U.S. consumer spending presses ahead; declining income poses challenge
U.S. consumer spending presses ahead; declining income poses challenge
U.S. consumer spending increased for a second straight month in June, setting up consumption for a rebound in the third quarter, though the recovery could be limited by a resurgence in COVID19 cases and the end of expanded unemployment benefits.

WASHINGTON U.S. consumer spending increased for a second straight month in June, setting up consumption for a rebound in the third quarter, though the recovery could be limited by a resurgence in COVID-19 cases and the end of expanded unemployment benefits.

Concerns about sky-rocketing coronavirus infections and the expiring jobless benefits hurt consumer sentiment in July, other data showed on Friday. Robust consumer spending is critical to reviving the economy after it suffered its biggest blow since the Great Depression in the second quarter.

“The June data confirm the strong initial phase of the recovery, but we caution that rear-view mirror economics could drive us off a cliff,” said Gregory Daco, chief U.S. economist at Oxford Economics in New York. “Low-income families have nearly regained pre-COVID spending levels supported by strong fiscal aid, but with numerous assistance programs expiring, and a mismanaged health crisis constraining spending on services, the second phase of the recovery will likely be much slower.”

Consumer spending, which accounts for more than two-thirds of U.S. economic activity, rose 5.6% last month after a record 8.5% jump in May as more businesses reopened, the Commerce Department said.

Consumers boosted purchases of clothing and footwear. They also spent more on healthcare, dining out and on hotel and motel accommodation, though outlays on services remained lackluster because of caution sparked by the virus.

Economists polled by Reuters had forecast consumer spending would advance 5.5% in June.
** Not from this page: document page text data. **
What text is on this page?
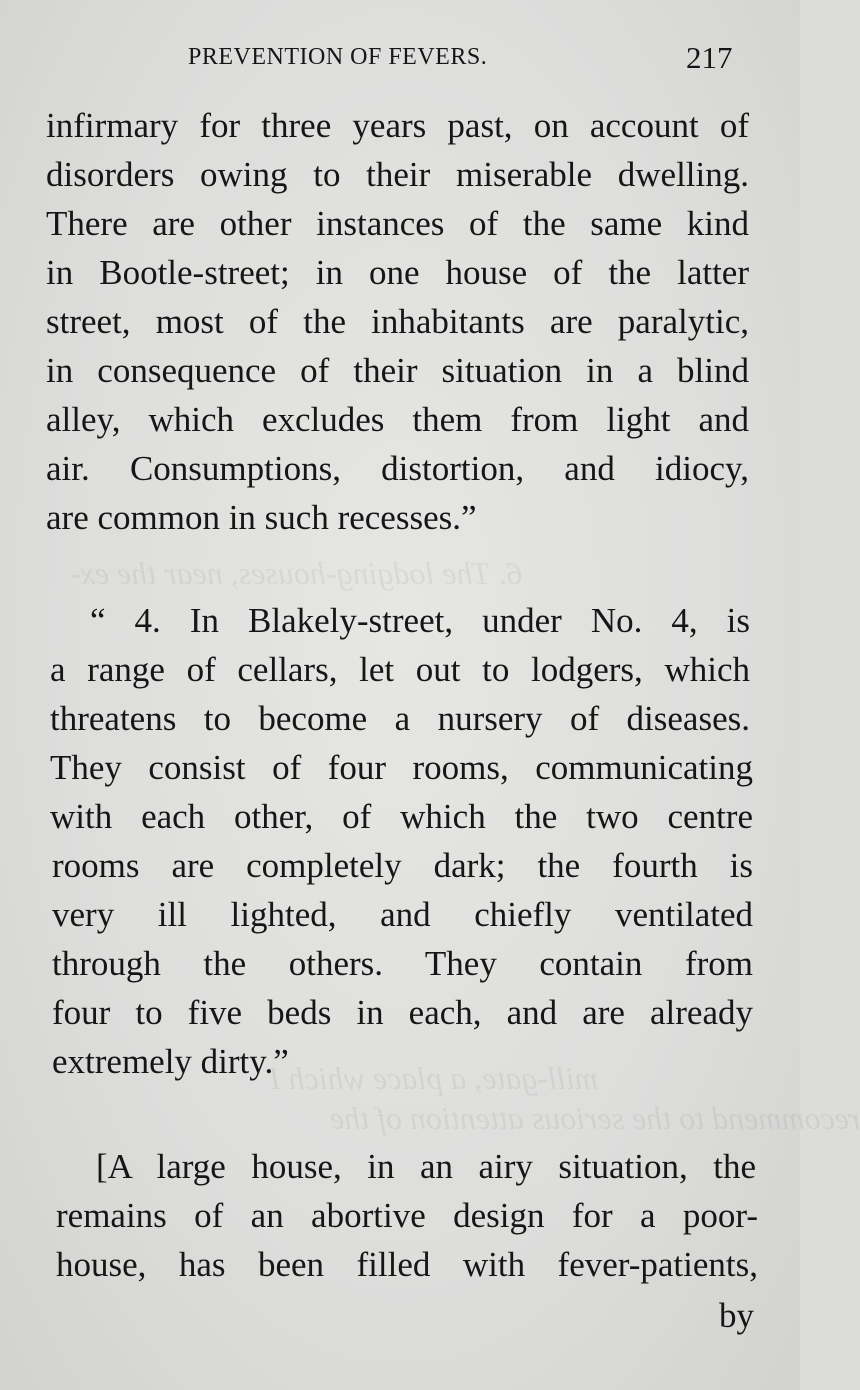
6. The lodging-houses, near the ex-
mill-gate, a place which I
recommend to the serious attention of the
PREVENTION OF FEVERS.	217
infirmary for three years past, on account of
disorders owing to their miserable dwelling.
There are other instances of the same kind
in Bootle-street; in one house of the latter
street, most of the inhabitants are paralytic,
in consequence of their situation in a blind
alley, which excludes them from light and
air. Consumptions, distortion, and idiocy,
are common in such recesses.”
“ 4. In Blakely-street, under No. 4, is
a range of cellars, let out to lodgers, which
threatens to become a nursery of diseases.
They consist of four rooms, communicating
with each other, of which the two centre
rooms are completely dark; the fourth is
very ill lighted, and chiefly ventilated
through the others. They contain from
four to five beds in each, and are already
extremely dirty.”
[A large house, in an airy situation, the
remains of an abortive design for a poor-
house, has been filled with fever-patients,
by
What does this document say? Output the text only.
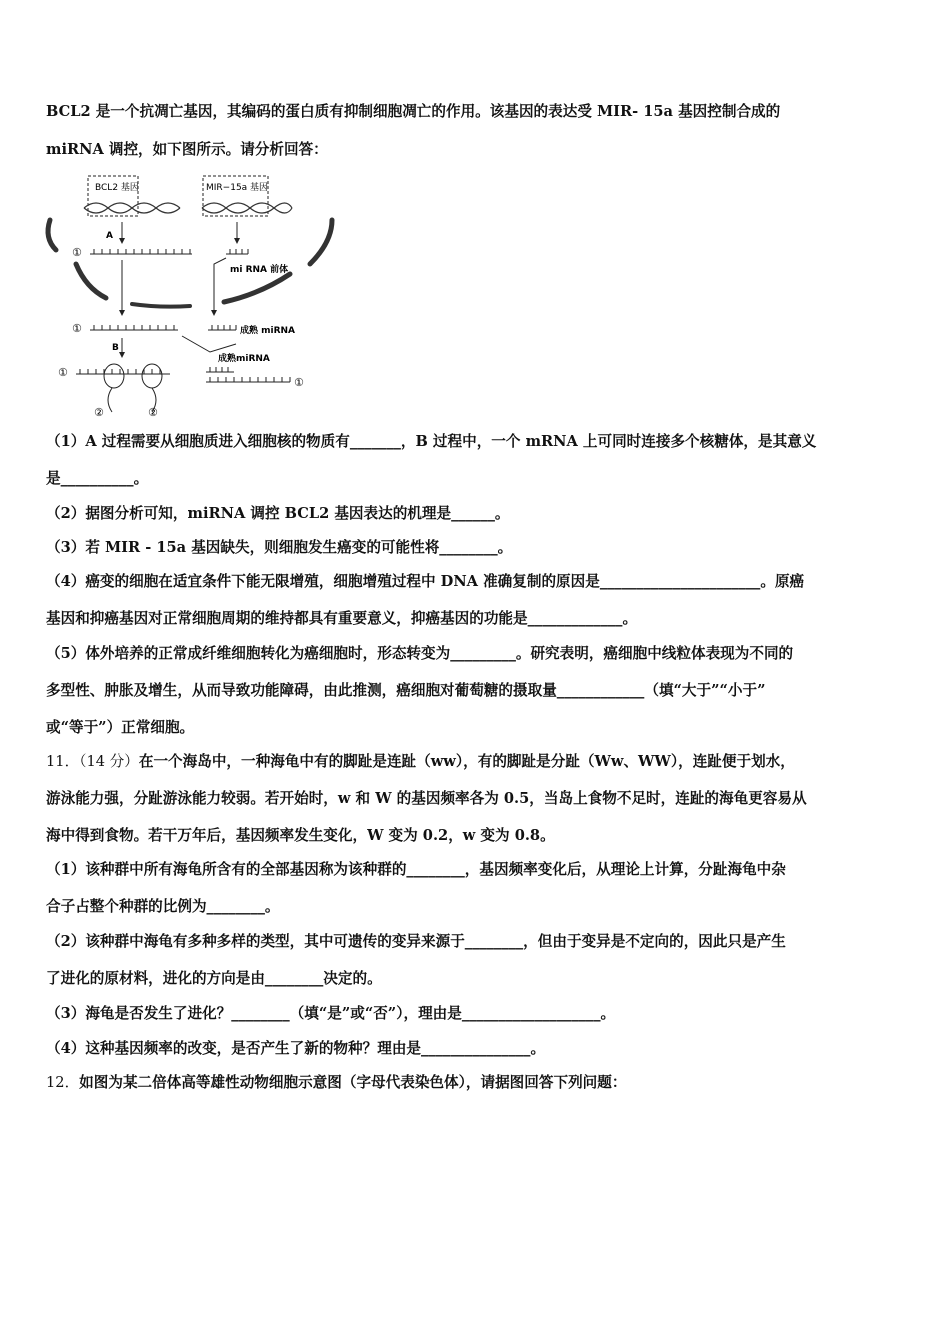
BCL2 是一个抗凋亡基因，其编码的蛋白质有抑制细胞凋亡的作用。该基因的表达受 MIR- 15a 基因控制合成的
miRNA 调控，如下图所示。请分析回答：
BCL2 基因	MIR−15a 基因
A
①
mi RNA 前体
①	成熟 miRNA
B
成熟miRNA
①
②	②
①
（1）A 过程需要从细胞质进入细胞核的物质有_______，B 过程中，一个 mRNA 上可同时连接多个核糖体，是其意义
是__________。
（2）据图分析可知，miRNA 调控 BCL2 基因表达的机理是______。
（3）若 MIR - 15a 基因缺失，则细胞发生癌变的可能性将________。
（4）癌变的细胞在适宜条件下能无限增殖，细胞增殖过程中 DNA 准确复制的原因是______________________。原癌
基因和抑癌基因对正常细胞周期的维持都具有重要意义，抑癌基因的功能是_____________。
（5）体外培养的正常成纤维细胞转化为癌细胞时，形态转变为_________。研究表明，癌细胞中线粒体表现为不同的
多型性、肿胀及增生，从而导致功能障碍，由此推测，癌细胞对葡萄糖的摄取量____________（填“大于”“小于”
或“等于”）正常细胞。
11．（14 分）在一个海岛中，一种海龟中有的脚趾是连趾（ww），有的脚趾是分趾（Ww、WW），连趾便于划水，
游泳能力强，分趾游泳能力较弱。若开始时，w 和 W 的基因频率各为 0.5，当岛上食物不足时，连趾的海龟更容易从
海中得到食物。若干万年后，基因频率发生变化，W 变为 0.2，w 变为 0.8。
（1）该种群中所有海龟所含有的全部基因称为该种群的________，基因频率变化后，从理论上计算，分趾海龟中杂
合子占整个种群的比例为________。
（2）该种群中海龟有多种多样的类型，其中可遗传的变异来源于________，但由于变异是不定向的，因此只是产生
了进化的原材料，进化的方向是由________决定的。
（3）海龟是否发生了进化？________（填“是”或“否”），理由是___________________。
（4）这种基因频率的改变，是否产生了新的物种？理由是_______________。
12．如图为某二倍体高等雄性动物细胞示意图（字母代表染色体），请据图回答下列问题：
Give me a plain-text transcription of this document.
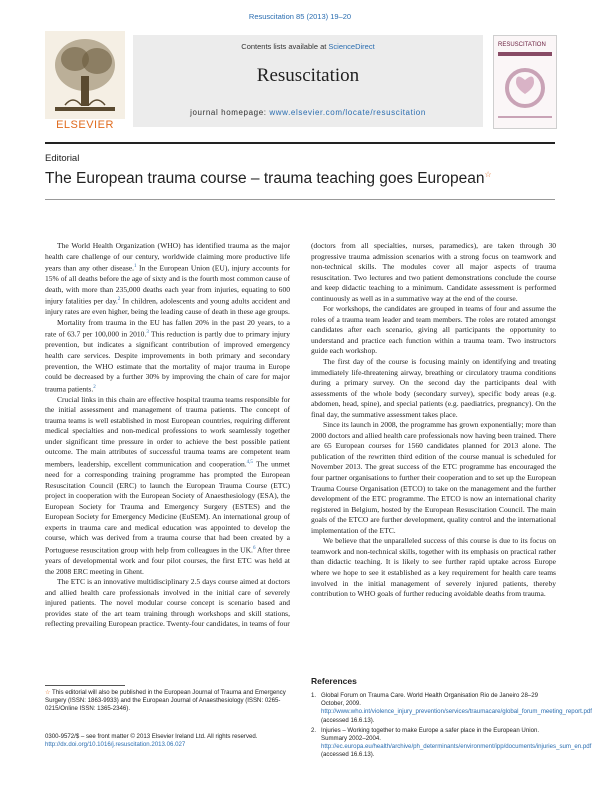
Resuscitation 85 (2013) 19–20
ELSEVIER
Contents lists available at ScienceDirect
Resuscitation
journal homepage: www.elsevier.com/locate/resuscitation
RESUSCITATION
Editorial
The European trauma course – trauma teaching goes European☆

The World Health Organization (WHO) has identified trauma as the major health care challenge of our century, worldwide claiming more productive life years than any other disease.$^1$ In the European Union (EU), injury accounts for 15% of all deaths before the age of sixty and is the fourth most common cause of death, with more than 235,000 deaths each year from injuries, equating to 600 injury fatalities per day.$^2$ In children, adolescents and young adults accident and injury rates are even higher, being the leading cause of death in these age groups.

Mortality from trauma in the EU has fallen 20% in the past 20 years, to a rate of 63.7 per 100,000 in 2010.$^3$ This reduction is partly due to primary injury prevention, but indicates a significant contribution of improved emergency health care services. Despite improvements in both primary and secondary prevention, the WHO estimate that the mortality of major trauma in Europe could be decreased by a further 30% by improving the chain of care for major trauma patients.$^2$

Crucial links in this chain are effective hospital trauma teams responsible for the initial assessment and management of trauma patients. The concept of trauma teams is well established in most European countries, requiring different medical specialties and non-medical professions to work seamlessly together under significant time pressure in order to achieve the best possible patient outcome. The main attributes of successful trauma teams are competent team members, leadership, excellent communication and cooperation.$^{4,5}$ The unmet need for a corresponding training programme has prompted the European Resuscitation Council (ERC) to launch the European Trauma Course (ETC) project in cooperation with the European Society of Anaesthesiology (ESA), the European Society for Trauma and Emergency Surgery (ESTES) and the European Society for Emergency Medicine (EuSEM). An international group of experts in trauma care and medical education was appointed to develop the course, which was derived from a trauma course that had been created by a Portuguese resuscitation group with help from colleagues in the UK.$^6$ After three years of developmental work and four pilot courses, the first ETC was held at the 2008 ERC meeting in Ghent.

The ETC is an innovative multidisciplinary 2.5 days course aimed at doctors and allied health care professionals involved in the initial care of severely injured patients. The novel modular course concept is scenario based and provides state of the art team training through workshops and skill stations, reflecting prevailing European practice. Twenty-four candidates, in teams of four

(doctors from all specialties, nurses, paramedics), are taken through 30 progressive trauma admission scenarios with a strong focus on teamwork and non-technical skills. The modules cover all major aspects of trauma resuscitation. Two lectures and two patient demonstrations conclude the course and keep didactic teaching to a minimum. Candidate assessment is performed continuously as well as in a summative way at the end of the course.

For workshops, the candidates are grouped in teams of four and assume the roles of a trauma team leader and team members. The roles are rotated amongst candidates after each scenario, giving all participants the opportunity to understand and practice each function within a trauma team. Two instructors guide each workshop.

The first day of the course is focusing mainly on identifying and treating immediately life-threatening airway, breathing or circulatory trauma conditions during a primary survey. On the second day the participants deal with assessments of the whole body (secondary survey), specific body areas (e.g. abdomen, head, spine), and special patients (e.g. paediatrics, pregnancy). On the final day, the summative assessment takes place.

Since its launch in 2008, the programme has grown exponentially; more than 2000 doctors and allied health care professionals now having been trained. There are 65 European courses for 1560 candidates planned for 2013 alone. The publication of the rewritten third edition of the course manual is scheduled for November 2013. The great success of the ETC programme has encouraged the four partner organisations to further their cooperation and to set up the European Trauma Course Organisation (ETCO) to take on the management and the further development of the ETC programme. The ETCO is now an international charity registered in Belgium, hosted by the European Resuscitation Council. The main goals of the ETCO are further development, quality control and the international implementation of the ETC.

We believe that the unparalleled success of this course is due to its focus on teamwork and non-technical skills, together with its emphasis on practical rather than didactic teaching. It is likely to see further rapid uptake across Europe where we hope to see it established as a key requirement for health care teams involved in the initial management of severely injured patients, thereby contribution to WHO goals of further reducing avoidable deaths from trauma.

References
1. Global Forum on Trauma Care. World Health Organisation Rio de Janeiro 28–29 October, 2009. http://www.who.int/violence_injury_prevention/services/traumacare/global_forum_meeting_report.pdf (accessed 16.6.13).
2. Injuries – Working together to make Europe a safer place in the European Union. Summary 2002–2004. http://ec.europa.eu/health/archive/ph_determinants/environment/ipp/documents/injuries_sum_en.pdf (accessed 16.6.13).
☆ This editorial will also be published in the European Journal of Trauma and Emergency Surgery (ISSN: 1863-9933) and the European Journal of Anaesthesiology (ISSN: 0265-0215/Online ISSN: 1365-2346).
0300-9572/$ – see front matter © 2013 Elsevier Ireland Ltd. All rights reserved.
http://dx.doi.org/10.1016/j.resuscitation.2013.06.027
When adjusted for inflation, consumer spending rose 5.2% after surging 8.4% in May.

The data was included in Thursday’s advance gross domestic product report for the second quarter, which showed the economy shrinking at a record 32.9% annualized rate, the steepest decline since the government started keeping records in 1947. Consumer spending tanked at a historic 34.6%.

With June’s increase, consumer spending has pulled out of April’s deep hole, but remains 6.9% below its pre-pandemic level. This puts spending on a higher growth trajectory heading into the July-September quarter.

But the explosion of COVID-19 infections, especially in the densely populated South and West regions where authorities in hard-hit areas are closing businesses again and pausing reopenings, is casting doubt on the magnitude of the expected surge in third-quarter consumer spending.

In addition, tens of millions of unemployed Americans will at midnight on Friday lose $600 in additional weekly jobless benefits after the White House and Congress failed to reach an agreement to extend the supplement, which has allowed them to pay rent and buy food among other expenses.

A separate report from the University of Michigan on Friday showed its consumer sentiment index dropped to a reading of 72.5 this month from 78.1 in June.

Stocks on Wall Street were mixed. The dollar was steady against a basket of currencies. Prices of shorter-dated U.S. Treasuries were slightly higher.

ALL EYES ON CONGRESS

The extra unemployment checks are worth about $75 billion per month and accounted for nearly 5% of personal income in June. A staggering 30.2 million Americans were receiving unemployment checks in the week ending July 11. Though government welfare payments have been declining after jumping 110% in April, unemployment benefits increased 8.5% in June.

“If Congress does not quickly extend these programs, and in light of the recent loss of momentum in the economy, the impact on household wellbeing and economic activity may be severe,” said Steven Friedman, senior macroeconomist at MacKay Shields in New York. “Strong federal support for households will likely be necessary until the virus is contained.”

Government transfer payments decreased 8.9% last month, leading to a 1.1% fall in income, on top of May’s 4.4% drop. Wages increased 2.2% after rebounding 2.6% in May. With the unemployment rate at 11.1% and COVID-19 slowing the labor market recovery, wage growth could slow further.

A third report on Friday from the Labor Department showed the smallest wage increase in five years in the second quarter.

Historically high savings could keep consumer spending supported while lawmakers and the Trump administration seek a deal on extending the enhanced jobless benefits.

Consumers socked away $1.3 trillion over the last three months. Savings funded spending last month, pulling the saving rate down to a still-high 19% from 24.2% in May.

While higher food and energy goods and services prices lifted monthly inflation last month, the trend was muted.

The personal consumption expenditures (PCE) price index excluding the volatile food and energy components rose 0.2%, matching May’s gain. In the 12 months through June, the so-called core PCE price index rose 0.9% after increasing 1.0% in May. The core PCE index is the preferred inflation measure for the Federal Reserve’s 2% target.

“This should allow the Fed to be as expansionary as it wants without inflationary consequences,” said David Berson, chief economist at Nationwide in Columbus, Ohio.

The U.S. central bank on Wednesday kept interest rates near zero and pledged to continue pumping money into the economy.